Voluntary Licensing: Right for Health, Smart for Business – Report
29 May 2024
A report by the Medicines Patent Pool (MPP), in partnership with Boston Consulting Group (BCG) released in May 2024, highlights how voluntary licensing advances global health while being commercially viable for biopharmaceutical companies. The study, co-funded by the World Intellectual Property Organization (WIPO) along with the Government of Canada presents evidence that voluntary licensing is an effective mechanism for addressing global health disparities, especially in low and middle-income countries. Using both qualitative and quantitative analyses, it illustrates how voluntary licensing advances access to medical products across multiple geographies while offering economic benefits for biopharmaceutical companies.
Charles Gore, Executive Director of MPP, said the study provides solid evidence that voluntary licensing “can increase revenues for both innovator and generic companies by up to 17%, enhance access and encourage employee retention leading to significant cost savings, with minimum costs and risks to companies”. MPP seeks to leverage the findings of the study to expand its cover to non-communicable diseases (NCDs) that account for 74% of global deaths today. A number of innovator companies have invested in the development of new treatments for cancer, heart disease and diabetes. By joining hands with MPP and its global network of generic manufacturers, these innovator drugs can help save lives across several LMICs.
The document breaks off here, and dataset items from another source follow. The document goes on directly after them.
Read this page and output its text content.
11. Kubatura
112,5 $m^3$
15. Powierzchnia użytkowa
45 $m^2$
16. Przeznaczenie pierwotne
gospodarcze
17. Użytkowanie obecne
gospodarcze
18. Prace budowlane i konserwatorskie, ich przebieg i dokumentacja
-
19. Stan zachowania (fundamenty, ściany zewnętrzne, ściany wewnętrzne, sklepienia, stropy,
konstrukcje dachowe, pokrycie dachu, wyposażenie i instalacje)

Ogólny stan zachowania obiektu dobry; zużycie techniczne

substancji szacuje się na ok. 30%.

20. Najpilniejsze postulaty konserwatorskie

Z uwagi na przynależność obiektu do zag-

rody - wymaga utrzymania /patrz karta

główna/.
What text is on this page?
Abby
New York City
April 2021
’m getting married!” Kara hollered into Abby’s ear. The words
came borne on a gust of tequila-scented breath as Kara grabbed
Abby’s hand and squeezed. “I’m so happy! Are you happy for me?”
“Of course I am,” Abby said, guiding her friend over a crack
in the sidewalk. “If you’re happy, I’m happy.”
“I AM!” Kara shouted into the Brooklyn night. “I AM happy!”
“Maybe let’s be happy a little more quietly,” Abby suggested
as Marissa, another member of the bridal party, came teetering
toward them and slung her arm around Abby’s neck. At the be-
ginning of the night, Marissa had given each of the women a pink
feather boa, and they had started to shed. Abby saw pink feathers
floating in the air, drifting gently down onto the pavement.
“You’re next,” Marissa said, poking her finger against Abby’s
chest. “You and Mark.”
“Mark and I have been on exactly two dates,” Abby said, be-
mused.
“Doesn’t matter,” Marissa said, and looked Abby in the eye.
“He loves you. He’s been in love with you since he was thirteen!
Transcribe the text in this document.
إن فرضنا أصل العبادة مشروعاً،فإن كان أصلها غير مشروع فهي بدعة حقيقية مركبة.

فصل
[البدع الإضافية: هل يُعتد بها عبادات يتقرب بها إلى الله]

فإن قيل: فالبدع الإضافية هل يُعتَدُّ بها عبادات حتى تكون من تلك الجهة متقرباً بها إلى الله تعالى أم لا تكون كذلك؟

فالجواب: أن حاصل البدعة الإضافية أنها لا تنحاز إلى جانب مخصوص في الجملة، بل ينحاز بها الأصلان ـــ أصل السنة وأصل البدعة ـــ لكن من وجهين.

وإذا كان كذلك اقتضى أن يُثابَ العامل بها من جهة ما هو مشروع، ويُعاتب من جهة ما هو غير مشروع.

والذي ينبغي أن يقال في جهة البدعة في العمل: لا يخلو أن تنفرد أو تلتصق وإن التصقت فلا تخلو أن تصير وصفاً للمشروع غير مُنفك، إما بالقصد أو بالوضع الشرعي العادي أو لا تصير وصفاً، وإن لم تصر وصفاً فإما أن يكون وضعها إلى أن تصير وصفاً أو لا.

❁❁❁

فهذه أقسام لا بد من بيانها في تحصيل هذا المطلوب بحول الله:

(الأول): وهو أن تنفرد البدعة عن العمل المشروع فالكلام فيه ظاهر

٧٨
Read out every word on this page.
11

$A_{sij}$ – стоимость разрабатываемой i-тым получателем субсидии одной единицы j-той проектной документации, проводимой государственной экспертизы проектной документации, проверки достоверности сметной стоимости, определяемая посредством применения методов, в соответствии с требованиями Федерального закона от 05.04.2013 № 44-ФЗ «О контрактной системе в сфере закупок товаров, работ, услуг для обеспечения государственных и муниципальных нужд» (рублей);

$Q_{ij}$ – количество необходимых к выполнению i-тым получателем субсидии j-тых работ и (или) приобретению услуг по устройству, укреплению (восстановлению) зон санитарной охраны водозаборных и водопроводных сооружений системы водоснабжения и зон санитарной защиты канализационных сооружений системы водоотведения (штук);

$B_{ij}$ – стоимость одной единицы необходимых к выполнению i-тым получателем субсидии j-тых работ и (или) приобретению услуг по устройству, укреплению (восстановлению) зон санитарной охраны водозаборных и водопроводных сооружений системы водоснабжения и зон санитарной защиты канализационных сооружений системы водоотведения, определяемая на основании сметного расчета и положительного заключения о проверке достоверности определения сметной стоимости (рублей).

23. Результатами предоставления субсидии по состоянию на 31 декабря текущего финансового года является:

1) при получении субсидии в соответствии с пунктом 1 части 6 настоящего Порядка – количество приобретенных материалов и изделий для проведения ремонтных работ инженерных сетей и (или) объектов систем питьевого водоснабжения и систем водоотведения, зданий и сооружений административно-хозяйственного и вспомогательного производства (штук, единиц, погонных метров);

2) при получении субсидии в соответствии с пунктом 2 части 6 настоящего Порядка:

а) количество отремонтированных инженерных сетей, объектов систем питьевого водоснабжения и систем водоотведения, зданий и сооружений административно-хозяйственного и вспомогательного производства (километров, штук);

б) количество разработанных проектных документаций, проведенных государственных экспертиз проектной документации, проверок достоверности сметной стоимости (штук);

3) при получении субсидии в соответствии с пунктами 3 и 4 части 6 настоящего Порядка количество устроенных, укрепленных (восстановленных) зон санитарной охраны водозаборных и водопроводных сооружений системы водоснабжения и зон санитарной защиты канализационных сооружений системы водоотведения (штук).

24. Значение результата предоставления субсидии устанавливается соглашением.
Key findings from the study:
- Opportunity for voluntary licensing on Non-Communicable Diseases (NCDs): A significant opportunity arises in extending voluntary licensing beyond the traditional focus on infectious diseases like HIV and COVID-19 to NCDs, which account for 74% of global deaths. These diseases include diabetes, cancer, and cardiovascular and respiratory diseases.
- Commercial benefits for drug manufacturers: According to the report, expanding voluntary licensing to include NCD medications could not only increase patient reach but also potentially enhance revenue for originators in upper-middle-income countries (UMICs) by 2% to 17%.
- Enhancing patient reach and access: The analysis shows that non-originator products reach approximately four times more patients than originator products in the studied markets, emphasizing the impact of licensing on patient diversity and data collection for Real-World Evidence (RWE) corpus on a licensed product.
- Workforce benefits: Implementing health equity strategies such as voluntary licensing could decrease employee attrition rates by 1%, leading to substantial cost savings estimated between US$ 7 million and US$ 50 million depending on the biopharmaceutical company’s scale and size.